There are valuable and crucial lessons to be learned from the stunning election loss of the ruling National Front (Barisan Nasional), led by Datuk Seri Najib Tun Razak yesterday.
That he lost to the loose coalition front led by former mentor turned nemesis, Tun Dr Mahathir Mohamed, who at 92, is set to become the seventh prime minister of Malaysia (and the first from the opposition in 60 years), is a telling sign of how Malaysian politics has been swarmed by a political tornado across the board.
The electoral results and the switch in allegiance of the people, mostly in the rural Malay heartland which was UMNO’s power base in six decades, can be attributed to a number of factors.
The results can be compared to the 2015 shocking loss of then Sri Lankan president Mahinda Rajapaksa.

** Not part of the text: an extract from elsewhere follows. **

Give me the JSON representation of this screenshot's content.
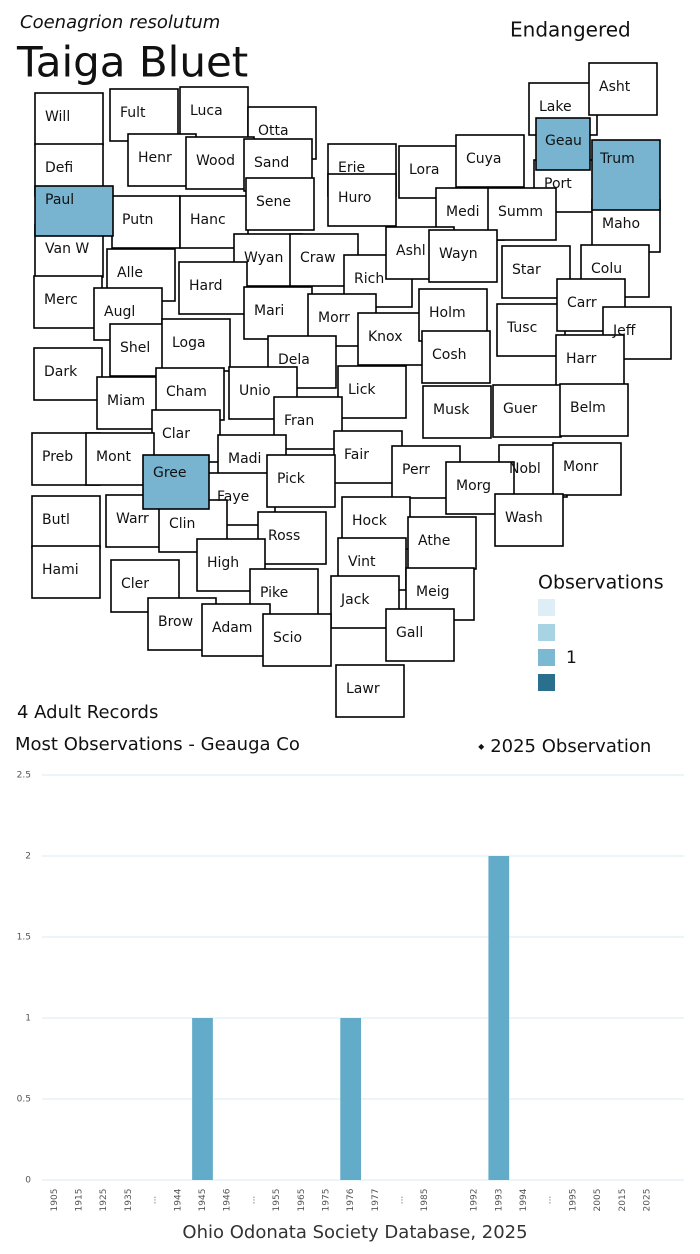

Both electoral losses had some things in common which could offer valuable lessons for Cambodia. Social media, fake news and the role of external public relations companies such as Berlin Rossen, hired by Sam Rainsy, leader of the illegal CNRM, and Cambridge Analytica, which was hired by Dr Mahathir’s son, Datuk Seri Mukhriz Mahathir, can alter the outcome in elections. The Bucharest-based Majoritas, which describes itself as a “political tech and data company” proudly states in its website that it has “worked alongside six presidents, eight prime ministers and 20 parties”. Some other firms with similar experiences are Aristotle International, Stein Hauser Strategies and Bell Pottinger. These are just some of the acts involved in covert and overt attempts to sway voter sentiments by “changing politics by connecting politicians with voters through a common path,”
In Cambodia, the lessons to be learned are for the ruling party to not overly condemn former key opposition figures and make them relevant when they have been made illegal and have started to fade from people’s memory. The same applies to burning issues of repeated legal tussles with land activists or other protestors involved in what appears outwardly to be ordinary protests but inwardly, to those in the know, are actually part of an organised campaign to create public disorder and lay the groundwork for a regime change or a people’s color revolution. Whatever term one wants to call it, the final goal is the same – regime change.
In some cases, regime change or a change in government was brought about by the electorate – the people, who made their choice through the ballot box, not through violent street protests, not through external interference or through other extreme measures. The change was through a cleverly crafted strategy, mapped out by a public relations campaign and adopted to just topple the leader of a ruling party.
A case in point is Sri Lanka. Three years after being ousted from power, Mr Rajapaksa is now back after voters endorsed his Sinhala nationalist party at local elections in February. The constant demonization of Mr Rajapaksa and his family by the new coalition government of unlikely partners just increased his ‘popularity’ among Sinhala nationalists who were reminiscing about their glory days under the Rajapaksa regime.
It is still too early to say what may lay ahead in Malaysia’s potential ragtag new coalition government, comprising up to four components with different political ideologies, missions and objectives. One thing, however, is for certain – when race comes into politics, the winners and the losers are still the people.
Cambodia must be wise to study the results of the just concluded Malaysian election, the Sri Lankan general election of 2015 and the February 2018 Sri Lankan local elections and understand, after analysing, how and why the parties in power won or lost their support from the people.
Majoritas said in their website, “more than 10 years of political campaigns have taught us the importance of listening and integrating the fundamental needs of politicians, parties and institutions”. This is indeed a key lesson.
But, are the politicians listening to this mantra? Only time will tell.